If an entry is effected by raising a trap-door which is kept down merely by its own weight, or by raising a window kept in its place only by pulley weight, instead of its own, or by descending an open chimney, it is admitted to be enough to support the charge of breaking; and there is no substantial distinction between such cases and one where an entry is effected through a hanging window over a shop door, and which is only designed for light above, and for ventilation, and is down, and kept down by its own weight, and so firmly as to be opened only by the use of some force, and so situated as to make a ladder, or something of that kind, necessary to reach it for the purpose of passing through it.
The complaining witness operated a shoe store from his home. One morning, he discovered shoes missing from his store and also noticed that the window in the store was open.

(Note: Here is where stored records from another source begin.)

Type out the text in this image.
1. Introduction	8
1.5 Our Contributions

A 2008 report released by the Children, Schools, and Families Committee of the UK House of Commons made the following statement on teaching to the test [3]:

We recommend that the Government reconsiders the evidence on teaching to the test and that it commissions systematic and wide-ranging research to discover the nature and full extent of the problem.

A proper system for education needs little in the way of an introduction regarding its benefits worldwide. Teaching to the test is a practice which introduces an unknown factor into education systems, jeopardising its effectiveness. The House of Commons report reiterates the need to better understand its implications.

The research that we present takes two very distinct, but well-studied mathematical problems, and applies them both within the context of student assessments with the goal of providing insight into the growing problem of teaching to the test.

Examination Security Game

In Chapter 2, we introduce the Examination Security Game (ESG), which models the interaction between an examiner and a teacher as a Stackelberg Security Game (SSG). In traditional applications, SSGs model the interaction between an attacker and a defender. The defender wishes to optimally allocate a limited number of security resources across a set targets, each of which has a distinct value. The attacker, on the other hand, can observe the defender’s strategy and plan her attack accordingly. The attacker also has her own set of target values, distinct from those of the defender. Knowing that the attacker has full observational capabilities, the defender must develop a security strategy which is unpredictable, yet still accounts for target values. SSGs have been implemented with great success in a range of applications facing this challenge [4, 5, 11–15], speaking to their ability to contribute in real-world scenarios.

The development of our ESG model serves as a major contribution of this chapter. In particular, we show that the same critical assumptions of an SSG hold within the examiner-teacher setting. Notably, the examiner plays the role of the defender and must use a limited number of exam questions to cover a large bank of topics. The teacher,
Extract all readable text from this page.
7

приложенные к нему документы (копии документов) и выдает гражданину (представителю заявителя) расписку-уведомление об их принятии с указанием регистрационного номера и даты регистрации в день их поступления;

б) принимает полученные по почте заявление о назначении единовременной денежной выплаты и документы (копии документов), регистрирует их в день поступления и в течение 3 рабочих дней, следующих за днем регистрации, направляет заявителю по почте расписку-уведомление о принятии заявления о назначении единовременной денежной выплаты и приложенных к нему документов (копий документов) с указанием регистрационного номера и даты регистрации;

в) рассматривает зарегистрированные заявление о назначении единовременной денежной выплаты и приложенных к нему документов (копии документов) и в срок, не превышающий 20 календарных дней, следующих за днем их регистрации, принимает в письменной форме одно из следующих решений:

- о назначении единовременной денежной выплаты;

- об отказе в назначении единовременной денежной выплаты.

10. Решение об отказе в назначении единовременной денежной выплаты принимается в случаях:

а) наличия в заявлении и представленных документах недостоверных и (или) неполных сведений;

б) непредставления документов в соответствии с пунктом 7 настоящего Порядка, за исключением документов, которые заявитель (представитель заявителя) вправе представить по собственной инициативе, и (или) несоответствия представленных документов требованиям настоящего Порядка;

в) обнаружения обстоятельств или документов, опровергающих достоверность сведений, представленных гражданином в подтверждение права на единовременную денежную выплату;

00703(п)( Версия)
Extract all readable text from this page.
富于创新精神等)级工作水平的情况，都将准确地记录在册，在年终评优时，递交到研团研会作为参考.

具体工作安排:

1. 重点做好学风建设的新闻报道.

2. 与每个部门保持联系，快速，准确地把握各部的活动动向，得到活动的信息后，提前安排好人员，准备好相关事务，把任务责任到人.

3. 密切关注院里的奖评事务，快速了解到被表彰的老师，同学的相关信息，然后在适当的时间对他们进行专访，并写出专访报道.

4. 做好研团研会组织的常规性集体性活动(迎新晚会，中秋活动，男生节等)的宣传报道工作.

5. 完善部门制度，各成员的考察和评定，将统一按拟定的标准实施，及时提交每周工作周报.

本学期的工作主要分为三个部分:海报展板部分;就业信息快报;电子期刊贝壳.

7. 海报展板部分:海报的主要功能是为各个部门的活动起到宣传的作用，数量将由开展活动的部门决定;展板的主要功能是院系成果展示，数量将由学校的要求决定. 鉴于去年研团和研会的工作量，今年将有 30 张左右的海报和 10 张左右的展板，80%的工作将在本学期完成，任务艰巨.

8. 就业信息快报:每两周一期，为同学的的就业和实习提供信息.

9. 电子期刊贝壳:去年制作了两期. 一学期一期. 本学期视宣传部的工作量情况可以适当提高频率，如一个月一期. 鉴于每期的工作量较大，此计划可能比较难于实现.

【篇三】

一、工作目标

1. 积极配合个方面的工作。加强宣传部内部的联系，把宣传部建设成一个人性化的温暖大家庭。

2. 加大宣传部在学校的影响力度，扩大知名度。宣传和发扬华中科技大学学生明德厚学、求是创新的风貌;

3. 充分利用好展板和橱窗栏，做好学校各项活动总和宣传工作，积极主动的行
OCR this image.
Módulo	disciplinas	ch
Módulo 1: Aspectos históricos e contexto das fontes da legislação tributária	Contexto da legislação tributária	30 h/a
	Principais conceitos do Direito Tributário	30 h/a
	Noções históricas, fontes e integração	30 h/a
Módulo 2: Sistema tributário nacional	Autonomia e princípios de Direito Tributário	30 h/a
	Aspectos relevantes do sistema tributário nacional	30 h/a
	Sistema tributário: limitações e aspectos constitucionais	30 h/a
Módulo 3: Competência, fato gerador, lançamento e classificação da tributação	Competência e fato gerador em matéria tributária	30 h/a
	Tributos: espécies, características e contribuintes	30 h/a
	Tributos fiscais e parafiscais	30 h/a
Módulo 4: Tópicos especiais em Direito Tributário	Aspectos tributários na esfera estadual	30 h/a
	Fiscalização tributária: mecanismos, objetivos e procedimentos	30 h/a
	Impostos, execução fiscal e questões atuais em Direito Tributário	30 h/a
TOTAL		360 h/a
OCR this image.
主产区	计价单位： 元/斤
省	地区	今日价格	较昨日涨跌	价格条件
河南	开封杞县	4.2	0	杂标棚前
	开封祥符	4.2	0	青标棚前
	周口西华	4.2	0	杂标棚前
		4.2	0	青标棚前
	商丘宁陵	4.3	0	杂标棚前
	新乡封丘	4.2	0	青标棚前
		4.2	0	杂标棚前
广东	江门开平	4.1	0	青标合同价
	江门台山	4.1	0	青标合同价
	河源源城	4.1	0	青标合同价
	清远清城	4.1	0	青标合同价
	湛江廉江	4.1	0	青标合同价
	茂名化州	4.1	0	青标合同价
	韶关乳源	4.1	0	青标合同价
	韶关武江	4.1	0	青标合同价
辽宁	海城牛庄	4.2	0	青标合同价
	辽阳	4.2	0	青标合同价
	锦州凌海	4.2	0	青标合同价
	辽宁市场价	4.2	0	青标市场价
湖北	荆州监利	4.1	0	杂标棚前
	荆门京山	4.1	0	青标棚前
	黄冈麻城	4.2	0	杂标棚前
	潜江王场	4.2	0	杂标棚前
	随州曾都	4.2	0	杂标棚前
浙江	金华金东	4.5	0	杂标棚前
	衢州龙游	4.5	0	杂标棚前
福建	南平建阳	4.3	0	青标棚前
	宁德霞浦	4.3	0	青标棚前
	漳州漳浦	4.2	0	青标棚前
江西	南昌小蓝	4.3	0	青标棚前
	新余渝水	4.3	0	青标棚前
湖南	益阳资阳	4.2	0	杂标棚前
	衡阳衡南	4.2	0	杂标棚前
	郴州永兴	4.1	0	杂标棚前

Defendant, who had been alone in the store two days earlier, was convicted of burglary. The prosecution asserted that defendant, while he was alone in the store, raised the window just enough to prevent the bolt from locking automatically. This permitted his late-night entry two days later. On defendant’s appeal, the court affirmed the judgment.
Did defendant’s alleged act of raising a window in the complainant’s store just enough to prevent the bolt from locking and then raising the same window on the following night to enter the store establish the crime of burglary?
The offense of burglary encompassed defendant's actions to prevent the window from locking before the night of his intrusion. If there had been no bolt, and defendant had raised the window and entered in the night-time, under all the authorities, he would have been guilty of burglary. There was no reason to say that his removal of the bolt, or his raising the window a fraction of an inch, in the day-time, changed the character of his offense.